PPP merupakan metode konversi yang menyesuaikan daya beli antarnegara, sehingga memungkinkan perbandingan yang lebih adil dalam mengukur kesejahteraan masyarakat lintas negara. Adapun kurs PPP tahun 2017 adalah Rp5.089, sedangkan kurs PPP tahun 2021 meningkat menjadi Rp5.353.

Menurut Deputi Bidang Statistik Sosial BPS, Ateng Hartono, penggunaan standar lama ini dilakukan karena pemerintah masih merujuk pada parameter yang digunakan dalam dokumen perencanaan jangka menengah nasional.

“RPJMN 2025–2029 masih mengacu pada PPP sebesar 2,15 dolar AS per kapita per hari. Sementara itu, revisi standar dari Bank Dunia baru dirilis pada Juni lalu. Oleh karena itu, agar proses evaluasi dan pemantauan target pembangunan tetap konsisten, kami belum mengadopsi standar baru tersebut,” ujar Ateng dalam konferensi pers di Kantor BPS, Jakarta, Jumat (25/7/2025).

1. BPS hitung kemiskinan ekstrem pakai spatial deflator

Warga Desa Ngembalrejo, Kecamatan Bae, Kabupaten Kudus, Purwanto menerima bantuan renovasi rumah dari PT Djarum dan Polytron yang berupaya melakukan Pengentasan Kemiskinan Ekstrem (PKE) di Jawa Tengah, khususnya Kabupaten Kudus melalui program Rumah Sederhana Layak Huni (RSLH). (dok. Djarum)

Ateng juga menegaskan perubahan standar PPP tidak dapat diimplementasikan secara serta-merta, mengingat adanya keterkaitan dengan kebijakan nasional dan sistem perencanaan pembangunan yang telah ditetapkan sebelumnya. Oleh karena itu, adaptasi terhadap standar baru tetap akan dipertimbangkan di masa mendatang, namun perlu melalui kajian yang menyeluruh dan terkoordinasi lintas sektor.

Meski demikian, Ateng menyebutkan lembaganya telah mulai mengadopsi metode penghitungan kemiskinan ekstrem yang sejalan dengan standar Bank Dunia, yaitu dengan menggunakan spatial deflator. Sebelumnya, penghitungan kemiskinan ekstrem di Indonesia masih mengandalkan Indeks Harga Konsumen (Consumer Price Index/CPI) sebagai acuan utama.

“Nah, karena Bank Dunia mendorong penggunaan spatial deflator, kami pun telah menyesuaikan. Tim kami sudah melakukan penghitungan ulang tingkat kemiskinan ekstrem dengan pendekatan tersebut,” ujar Ateng.
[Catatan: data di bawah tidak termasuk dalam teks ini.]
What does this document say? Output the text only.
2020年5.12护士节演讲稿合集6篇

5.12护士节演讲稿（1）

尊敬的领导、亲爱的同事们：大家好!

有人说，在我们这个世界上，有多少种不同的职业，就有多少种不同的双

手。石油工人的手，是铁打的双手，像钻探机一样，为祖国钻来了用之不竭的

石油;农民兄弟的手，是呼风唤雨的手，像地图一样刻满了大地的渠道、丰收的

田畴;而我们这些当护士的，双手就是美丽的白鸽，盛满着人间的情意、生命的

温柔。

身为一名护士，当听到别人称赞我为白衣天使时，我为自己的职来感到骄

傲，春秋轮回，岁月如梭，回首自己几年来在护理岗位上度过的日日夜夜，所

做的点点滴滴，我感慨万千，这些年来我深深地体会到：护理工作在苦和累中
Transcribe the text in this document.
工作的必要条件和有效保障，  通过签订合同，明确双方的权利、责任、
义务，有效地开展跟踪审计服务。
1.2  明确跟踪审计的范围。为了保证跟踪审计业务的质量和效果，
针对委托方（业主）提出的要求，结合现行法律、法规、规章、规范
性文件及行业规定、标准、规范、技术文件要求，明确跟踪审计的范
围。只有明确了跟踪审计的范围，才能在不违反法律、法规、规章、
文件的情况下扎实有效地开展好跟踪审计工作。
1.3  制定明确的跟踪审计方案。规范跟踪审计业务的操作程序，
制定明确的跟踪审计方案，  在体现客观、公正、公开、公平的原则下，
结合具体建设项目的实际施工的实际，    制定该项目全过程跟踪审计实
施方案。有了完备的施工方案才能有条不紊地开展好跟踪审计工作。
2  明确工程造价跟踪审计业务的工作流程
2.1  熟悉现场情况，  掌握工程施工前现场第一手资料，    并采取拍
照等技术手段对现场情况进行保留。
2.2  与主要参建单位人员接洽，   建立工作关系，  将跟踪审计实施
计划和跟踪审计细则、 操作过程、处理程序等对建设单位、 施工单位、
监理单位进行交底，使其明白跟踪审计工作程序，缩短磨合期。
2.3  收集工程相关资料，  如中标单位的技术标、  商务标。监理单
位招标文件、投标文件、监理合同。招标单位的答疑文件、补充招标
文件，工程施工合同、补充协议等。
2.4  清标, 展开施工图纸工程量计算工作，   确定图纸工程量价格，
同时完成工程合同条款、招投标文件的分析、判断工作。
Spatial deflator sendiri merupakan alat statistik yang digunakan untuk memperhitungkan perbedaan tingkat harga antarwilayah dalam suatu negara. Di Indonesia, disparitas harga antara satu daerah dan daerah lainnya—baik antarprovinsi maupun antar kabupaten/kota—dapat sangat signifikan.

Spatial deflator itu mencerminkan perbedaan harga antarwilayah di Indonesia, bahkan sampai ke tingkat kabupaten dan kota. Karena itu, kami mengadopsinya dalam penghitungan kemiskinan ekstrem. Ini juga merupakan pertama kalinya BPS merilis data kemiskinan ekstrem dengan pendekatan ini,” jelasnya.

2. Garis kemiskinan ekstrem per Maret capai 2,38 juta orang

ilustrasi kemiskinan (pexels.com/jimmychan)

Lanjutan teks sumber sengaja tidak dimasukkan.